We’ve known we are pregnant for almost a week now. I’ve learned/confirmed a lot so far, including:

  • Weird things happen to a woman’s body when she gets pregnant. I’d read that women feel “different” in ways they can’t explain. I was hoping MY wife, the brilliant woman that she is, would be able to explain it, but she can’t. She does, however, have bouts of SuperNose. At a luncheon this week, in a room full of the smells of various cooked meats, she could smell the salad. Apparently salad has a smell. It’s also amazing how a baby the size of a grain of rice can make a woman so tired AND hungry.
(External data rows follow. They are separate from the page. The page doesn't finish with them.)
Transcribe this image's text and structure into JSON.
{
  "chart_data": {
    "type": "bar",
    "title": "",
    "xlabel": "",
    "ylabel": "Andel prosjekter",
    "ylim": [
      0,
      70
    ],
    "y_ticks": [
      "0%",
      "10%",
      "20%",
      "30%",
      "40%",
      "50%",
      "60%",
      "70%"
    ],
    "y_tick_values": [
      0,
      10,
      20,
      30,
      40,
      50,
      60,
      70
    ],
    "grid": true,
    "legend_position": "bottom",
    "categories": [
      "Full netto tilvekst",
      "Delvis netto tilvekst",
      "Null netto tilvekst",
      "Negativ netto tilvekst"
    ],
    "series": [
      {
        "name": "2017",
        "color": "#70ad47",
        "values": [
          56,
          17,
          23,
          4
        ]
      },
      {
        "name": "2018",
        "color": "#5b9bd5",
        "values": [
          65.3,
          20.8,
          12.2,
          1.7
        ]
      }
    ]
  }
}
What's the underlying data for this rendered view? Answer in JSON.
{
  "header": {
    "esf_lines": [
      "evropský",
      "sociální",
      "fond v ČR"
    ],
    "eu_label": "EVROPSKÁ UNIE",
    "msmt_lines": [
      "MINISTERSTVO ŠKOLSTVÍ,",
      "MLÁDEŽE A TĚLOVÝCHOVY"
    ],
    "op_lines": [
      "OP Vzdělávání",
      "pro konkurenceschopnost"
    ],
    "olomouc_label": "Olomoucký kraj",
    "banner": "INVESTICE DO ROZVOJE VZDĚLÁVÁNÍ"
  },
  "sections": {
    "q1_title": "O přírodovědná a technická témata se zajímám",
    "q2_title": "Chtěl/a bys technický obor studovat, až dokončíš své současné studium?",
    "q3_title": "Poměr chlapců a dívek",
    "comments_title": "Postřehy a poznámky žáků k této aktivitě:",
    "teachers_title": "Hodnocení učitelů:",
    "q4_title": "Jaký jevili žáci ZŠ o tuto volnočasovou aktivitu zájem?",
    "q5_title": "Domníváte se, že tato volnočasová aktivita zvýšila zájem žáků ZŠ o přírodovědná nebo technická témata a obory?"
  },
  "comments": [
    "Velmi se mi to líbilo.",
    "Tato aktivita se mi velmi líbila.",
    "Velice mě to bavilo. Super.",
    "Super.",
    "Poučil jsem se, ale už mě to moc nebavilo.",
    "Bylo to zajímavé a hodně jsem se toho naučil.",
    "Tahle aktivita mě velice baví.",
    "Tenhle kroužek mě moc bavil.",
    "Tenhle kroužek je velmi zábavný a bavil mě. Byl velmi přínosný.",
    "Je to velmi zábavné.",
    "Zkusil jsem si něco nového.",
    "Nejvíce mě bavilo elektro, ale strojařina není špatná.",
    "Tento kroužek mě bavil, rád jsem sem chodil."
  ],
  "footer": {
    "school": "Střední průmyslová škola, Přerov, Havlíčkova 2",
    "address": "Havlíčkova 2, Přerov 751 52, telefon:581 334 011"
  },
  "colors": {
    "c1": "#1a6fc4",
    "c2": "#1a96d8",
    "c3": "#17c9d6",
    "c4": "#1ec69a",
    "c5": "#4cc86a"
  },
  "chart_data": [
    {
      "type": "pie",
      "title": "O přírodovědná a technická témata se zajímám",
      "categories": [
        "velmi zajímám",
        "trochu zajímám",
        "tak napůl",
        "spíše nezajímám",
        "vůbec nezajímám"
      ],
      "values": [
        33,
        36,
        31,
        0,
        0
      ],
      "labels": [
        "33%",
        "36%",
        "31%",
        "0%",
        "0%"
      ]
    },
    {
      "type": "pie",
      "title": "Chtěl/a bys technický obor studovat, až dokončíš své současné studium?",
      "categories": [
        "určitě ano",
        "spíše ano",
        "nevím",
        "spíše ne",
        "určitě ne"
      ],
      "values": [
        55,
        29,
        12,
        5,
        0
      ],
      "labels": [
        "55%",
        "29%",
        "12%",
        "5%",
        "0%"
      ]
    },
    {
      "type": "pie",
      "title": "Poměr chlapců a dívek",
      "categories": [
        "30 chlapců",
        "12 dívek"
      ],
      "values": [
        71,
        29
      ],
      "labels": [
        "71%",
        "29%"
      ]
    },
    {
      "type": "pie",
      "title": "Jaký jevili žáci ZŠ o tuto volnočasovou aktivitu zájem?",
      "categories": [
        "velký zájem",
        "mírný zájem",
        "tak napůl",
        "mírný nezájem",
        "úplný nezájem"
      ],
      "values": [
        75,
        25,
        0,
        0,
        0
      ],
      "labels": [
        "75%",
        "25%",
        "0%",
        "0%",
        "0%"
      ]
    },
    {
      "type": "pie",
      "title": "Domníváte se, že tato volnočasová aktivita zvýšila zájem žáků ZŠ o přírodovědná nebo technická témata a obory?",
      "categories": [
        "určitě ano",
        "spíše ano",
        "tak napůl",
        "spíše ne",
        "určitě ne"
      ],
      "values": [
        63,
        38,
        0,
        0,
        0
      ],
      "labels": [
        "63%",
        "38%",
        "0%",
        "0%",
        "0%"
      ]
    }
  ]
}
  • As expected, everyone has their own ideas about what pregnant women should or should not do and theories about how to predict the baby’s gender or how many babies will emerge. Sample prohbitions include alcohol, exercise, lunch meat, sushi, sex, lifting anything weighing more than 8 ounces, traveling, and getting out of bed altogether. Some people claim multiple births follow your mother’s side or father’s side or skip a generation every time. Some say if you’re carrying low, you’re having a boy. Many believe that raising a woman’s arms overhead will wrap the umbillical cord around the baby’s neck, as if the arm bones and cord were connected somehow. Google pregnancy myths and see what you find. Generally all this advice is something the advisor “heard” somewhere, or is based on a single instance that the advisor is extrapolating into a Law of Pregnancy. Some of these ideas have medical validity. Many are utter hogwash. The amount of misinformation, and contradictory information from seemingly reputable sources, is amazing. I do my best to smile politely, but I am a skeptic about anything I hear other than your personal experience, which I would LOVE to hear about. I want to be a good BabyDaddy and appreciate help as long as it’s accurate! Leave comments if you have any advice.
  • Pretty much everyone, even our friends who can’t stand children, gets excited when they hear about a new baby on the way. In our case, some of the excitement results from our long journey toward these happy days. But even people who don’t know how hard it’s been for us still rejoice. I like to think it’s because they believe we’ll be good parents, but the truth is probably much simpler: babies are hope for the future. Imagine a world that had no babies, like in the movie Children of Men that I mentioned several weeks ago. The human race would be maybe 80-100 years from extinction. Through babies, we combine two different lineages into a new life that will (we hope) live on after we have left this world. They are also a clean slate. Despite their inherent propensity toward sin, they still have an innocence that they will never regain. They haven’t made all the mistakes that we’ve made or been through the pain we’ve endured. They also have a tremendous amount of potential. All the “grownups” around them wistfully speculate about who they’ll become, but only God knows for sure. They’re like Christmas presents that take a lifetime to unwrap.